Nov 5, 2009

17 again...

Ah, to be 17 again.
Wait. Let me rephrase that. Thank God I’m not 17 anymore.
For some reason, when you say the word seventeen, people smile. What about being 17 was pleasant? Most 17 year-olds spend their days cleaning out the bagel slicer at their crappy job, putting air in the tires of their crappy car, paying for their lunch in dimes (it took 12 of them for a Jumbo Jack), staring at their bodies in the mirror thinking it looks disgusting, when usually the most disgusting thing in the reflection is their facial expression.
17 year-olds spend their nights unraveling the gossip of the day—comparing different versions of the same story, hoping to God that no one finds out that their shoes came from Payless or that their parents can’t afford to send them on the class trip.
They stare at boys. All. Day. Long.
17 is an age of constant uneasiness. Always wondering what people are thinking about you. Assuming it must be bad. Spending $40 on a T-shirt from Abercrombie because that’s what the cool girl wears.
What the hell was wrong with us? Always trying to blend in and stay out of everyone’s way.
It is when I think about all of the nasty things that happen in high school that I am reminded of those other things. You know, the things you got in big trouble for. Despite how awkward or unpopular you are, everyone seems to find a group of a few friends to get into trouble with. Your parents don’t even notice anymore when they come in the house without knocking or open the fridge and help themselves. It is these people that you will never, ever forget because they were the ones that you were forced to pass the time with.
When you are seventeen, you aren’t allowed out on school nights, but when you figured out that the window right above the stairs to the deck doesn’t have an alarm, you made it count.

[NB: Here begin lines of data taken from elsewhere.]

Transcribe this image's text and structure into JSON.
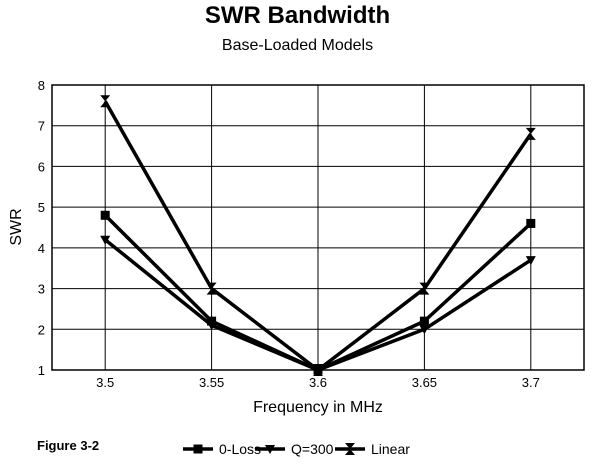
{
  "figure_label": "Figure 3-2",
  "chart_data": {
    "type": "line",
    "title": "SWR Bandwidth",
    "subtitle": "Base-Loaded Models",
    "xlabel": "Frequency in MHz",
    "ylabel": "SWR",
    "x": [
      3.5,
      3.55,
      3.6,
      3.65,
      3.7
    ],
    "x_tick_labels": [
      "3.5",
      "3.55",
      "3.6",
      "3.65",
      "3.7"
    ],
    "ylim": [
      1,
      8
    ],
    "y_ticks": [
      1,
      2,
      3,
      4,
      5,
      6,
      7,
      8
    ],
    "grid": "horizontal and vertical",
    "legend_position": "bottom",
    "series": [
      {
        "name": "0-Loss",
        "marker": "square",
        "values": [
          4.8,
          2.2,
          1.0,
          2.2,
          4.6
        ]
      },
      {
        "name": "Q=300",
        "marker": "triangle-down",
        "values": [
          4.2,
          2.1,
          1.0,
          2.0,
          3.7
        ]
      },
      {
        "name": "Linear",
        "marker": "hourglass",
        "values": [
          7.6,
          3.0,
          1.0,
          3.0,
          6.8
        ]
      }
    ],
    "line_color": "#000000"
  }
}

These were the nights that you smoked your first cigarette, got that ridiculous speeding ticket… maybe made your way into the backseat of a car with that cute boy.
They aren’t nights that anyone is necessarily proud of, but being 17 sucks so bad that you have to find ways to have fun. This is the one time in life that doing bad things still somehow seems innocent.
It seems like the stars were brighter when I was 17. I have several memories where my friends and I were outside sitting in a circle, surrounding whatever item it was that we were not supposed to have (cigarettes, a case of beer, WEED!) and reveling in the glory of having it. The mental picture seems more like a movie set than someone’s rickety old tree house or the football field.
I remembering keeping Febreeze and mouthwash in my glove box because I really believed that it would mask the odor of whatever I had gotten into that night. I remember kissing a co-worker in the walk-in freezer at Panera Bread. I remember my girlfriends and me taking the football coach’s jeep during weightlifting class to go get Chic-Fil-A. I remember toilet papering our rival campus with my volleyball team.
I remember falling in love with Charleston on a speech and debate trip, where we snuck into an art show and sampled their fine selection of wine and cheese. Mostly just the wine.
I remember having 22 missed calls from home on prom night knowing I would be in trouble, but thinking it was worth it. I remember tipping cows (yes, we did that in Greenville) and all of us being hung-over on the way to Mr. Martin’s house the next morning to apologize. I remember laughing at the irony throughout our youth group’s Christmas play when my best friend Amanda was cast as the Virgin Mary.
Ok, so 17 had its ups and downs. It’s an odd age. You’re taken a little more seriously than when you were 16, but you still can’t buy cigarettes or porn. You have a crappy job, but your coworkers are usually your friends. You really don’t have any responsibilities other than to show up at school. Yes, there are always bitches at school. Yes, sometimes your parents suck, and at 17 you can’t do a damn thing about it. But at 17, there was no such thing as rent or utilities or credit cards or student loans.
What a simpler time?! Now, I don’t care what the girls around me are wearing. I know that gossip is worthless. I don’t care quite as much about looking cute for the boys. I can go out and come home whenever I want, if I even want to.
I am, however, 22. I have a real job and real responsibilities. I have a relationship that I am proud of. I am now a grown-up. I can’t kiss random boys in the freezer anymore. I can’t stay out playing with my friends till sunrise when I know I have appointments in the morning. I can’t get crazy speeding tickets because I pay for my insurance now.
Of course, I don’t want to do some of these things anymore. Now that I’m 5 long years wiser, I know a few things about conduct and restraint. But I am glad that God gave us sort of a grace period—a time to dip our toes into the pool of adult things without real consequence. We all thought we were just passing the time till we could get out of town and do something great. But we were learning. We were experiencing and experimenting. We were doing things that are really only acceptable if done by mindless, innocent 17 year-olds and thank God we did them.
Would I ever want to be 17 again? HELL NO. Being awkward, boy-crazy, and bad-mouthed were not things that occurred in my imagination. I am, however, glad that I took advantage of this little window of time where all we wanted to do was wave good-bye to childhood and let the good, grown-up times roll.